El mito es en ella lo que ella a El Pavo, un algo inexorable, una sonrisa inefable que los hombres aceptan con cierta alegría.
Cuando la noche avanza en su manto de tristeza, viejas amistades se van encontrando en la confidencia de los tragos, amores envejecidos que se desencuentran en la rancia taberna de amores estudiantiles, y oxidadas compañías que se encuentran en la naturalidad de la vida que acaece, en suerte, por suerte, con ellos, o a pesar de ellos.

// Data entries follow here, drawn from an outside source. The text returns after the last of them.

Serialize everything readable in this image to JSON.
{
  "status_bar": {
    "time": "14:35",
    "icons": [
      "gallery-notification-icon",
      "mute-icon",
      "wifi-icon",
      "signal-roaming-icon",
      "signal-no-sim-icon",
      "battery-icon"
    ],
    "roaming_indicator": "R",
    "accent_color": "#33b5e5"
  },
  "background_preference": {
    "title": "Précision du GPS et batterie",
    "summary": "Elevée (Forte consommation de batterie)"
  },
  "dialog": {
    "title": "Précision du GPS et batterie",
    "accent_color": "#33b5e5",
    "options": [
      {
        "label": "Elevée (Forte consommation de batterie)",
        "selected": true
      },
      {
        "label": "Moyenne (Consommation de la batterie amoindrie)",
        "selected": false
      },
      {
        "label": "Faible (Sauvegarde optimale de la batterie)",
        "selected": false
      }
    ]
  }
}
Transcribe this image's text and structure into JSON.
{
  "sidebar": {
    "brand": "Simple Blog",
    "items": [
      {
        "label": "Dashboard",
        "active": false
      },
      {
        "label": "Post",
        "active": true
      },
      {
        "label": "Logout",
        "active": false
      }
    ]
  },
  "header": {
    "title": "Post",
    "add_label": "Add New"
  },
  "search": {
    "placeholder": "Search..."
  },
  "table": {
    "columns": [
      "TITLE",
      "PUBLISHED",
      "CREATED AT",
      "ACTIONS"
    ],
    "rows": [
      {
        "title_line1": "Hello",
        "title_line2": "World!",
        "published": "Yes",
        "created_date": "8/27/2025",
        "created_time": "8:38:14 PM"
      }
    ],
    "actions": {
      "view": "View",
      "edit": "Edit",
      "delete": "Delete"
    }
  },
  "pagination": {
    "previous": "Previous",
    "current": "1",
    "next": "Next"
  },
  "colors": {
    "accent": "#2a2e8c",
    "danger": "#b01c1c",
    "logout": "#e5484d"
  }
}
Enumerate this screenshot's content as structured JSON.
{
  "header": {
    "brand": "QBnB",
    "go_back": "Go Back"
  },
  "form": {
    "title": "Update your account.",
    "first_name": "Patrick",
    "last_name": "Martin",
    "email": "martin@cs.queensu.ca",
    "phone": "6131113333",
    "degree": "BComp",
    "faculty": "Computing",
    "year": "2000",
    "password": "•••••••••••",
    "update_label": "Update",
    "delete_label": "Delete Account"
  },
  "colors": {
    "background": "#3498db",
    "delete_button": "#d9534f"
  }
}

El Pavo ha sido testimonio de la misma noche, que se repite noche tras noche, hace más de 30 años, en el que sus clientes, por una suerte de devenir maldito, sus viejos clientes, aburguesados, con vidas armadas hasta los dientes: mujeres trofeo, hombres papeleta, carros a cuesta con sus gasolinas, varadas y miserias… vuelven a los viejos sitios en donde se puede uno dar el alegre gusto de perder el tiempo y la noción del espacio.
Ese es un derecho que sólo se permite cierta finura, de esa despreocupada por la realidad del mundo, incapaz de absorberse a la lógica del mercado, los pañales, los arriendos y las obligaciones sociales.
Puede estar en todo el centro de la ciudad, pero El Pavo permite desembarazarse de la realidad.
Ayuda a profundizar su esencia la curiosa fauna humana que uno se encuentra allí: mujeres tatuadas encantadoras, viejos abogados que cobran fortunas afuera y allí dan cátedra gratis a sus eventuales contertulios; brillantes maestros ensimismados en la cobardía de sus mesas, con un pavo guerrillero que debe ser liberal, porque le cuida las espaldas a todos los que se encuentran allí: libertinos, librepensadores, o simplemente libres.
La noche cabildea.
Entre tangos de inmarcesible comprensión y rubias despatarradas, los alegres asistentes sientan posturas políticas, filosóficas, éticas y cívicas que acurrucan la noche con su dejo de azar.
Llegan vendedores de todos los colores y sabores, personajes atípicos, esperados, memorables, jocosos, con una sonrisa en la boca, con dientes flojos, partidos, o en su defecto ausentes.
Vistas alegres, bigotes enchochados, ropas peculiares, curiosos ademanes, cuerpos especiales, cabellos despeinados… llega el negro de las cucas, el joven de las empanadas, de las papas sonrientes, alegre muchacho que llena de alegría, grasa y empanada los estómagos de los caballeros desesperados, y de las damas, que, pese a los tragos encima, se niegan a perder el dejo mujeril de los buenos gestos y de las servilletas bien dispuestas.
Pero hace falta el humo que engalanaba la sutil decadencia del espacio de hace años. La noche avanza en su bocanada salvaje.
Aparece ella, con la fuerza vital que inspira su pequeño entorno.
Es dueña en suerte de una chaza a las afueras del local donde los embriagados de la noche se suspenden al suspirar de cigarrillos. Tiene los dientes que le quedan en sitios precisos, una gorra querida que la identifica en la distancia con sus colores escandalosos, se acomoda entre las piernas de los asistentes, está llena de miradas pícaras a los notables caballeros que desangran su existencia en alcohol, sucumbe al soplo del cigarrillo que toma con descarada finura, cada noche tiene una ropa precisa, rigurosa, insistente.
La gorra de dos colores, azul y rosado, el saco rosado, el blue jean y los tenis.
Los hombres salen en fila para comprar una menta o el cigarrillo, espacio precioso que ella aprovecha para apalabrar el mundo al calor de la candela. Habla de todo, pero no habla de nada, nunca cuenta de sí misma más que lo requerido para pasar a temas diversos. En sí misma es un mito, una mitología: a su alrededor se cuenta la historia de un marido al que maltrataba y finalmente mató, aunque otra versión cuenta que murió de un pálido y simple tumor cerebral.
No importa.
El mito es en ella lo que ella a El Pavo, un algo inexorable, una sonrisa inefable que los hombres aceptan con cierta alegría. Coquetea con cada uno a su manera, con las palabras, los eufemismos, con la sonrisa pícara, con el cabello y sus gestos, con el cuerpo que se acerca, mientras los hombres, sutilmente, le alejan a su modo, con una sonrisa que se aleja, con un cuerpo que se retira, con un abrazo amistoso que anuncia la amigable partida.
Ella no sucumbe a la batalla, cada borracho representa una guerra distinta, una forma de amor diferente, un entramado de seducciones diferenciables. El pavo sigue, no muere, la imagen guerrillera del fondo sigue cuidando a los asistentes al aquelarre de la noche diaria, los asistentes siguen llegando y yendo, volviendo pese a los años, regresando pese a la alcurnia.
La mujer seguirá allí, siendo mito, escalofrío y consuelo de los que apenas descansan en el sueño etílico después de las seis.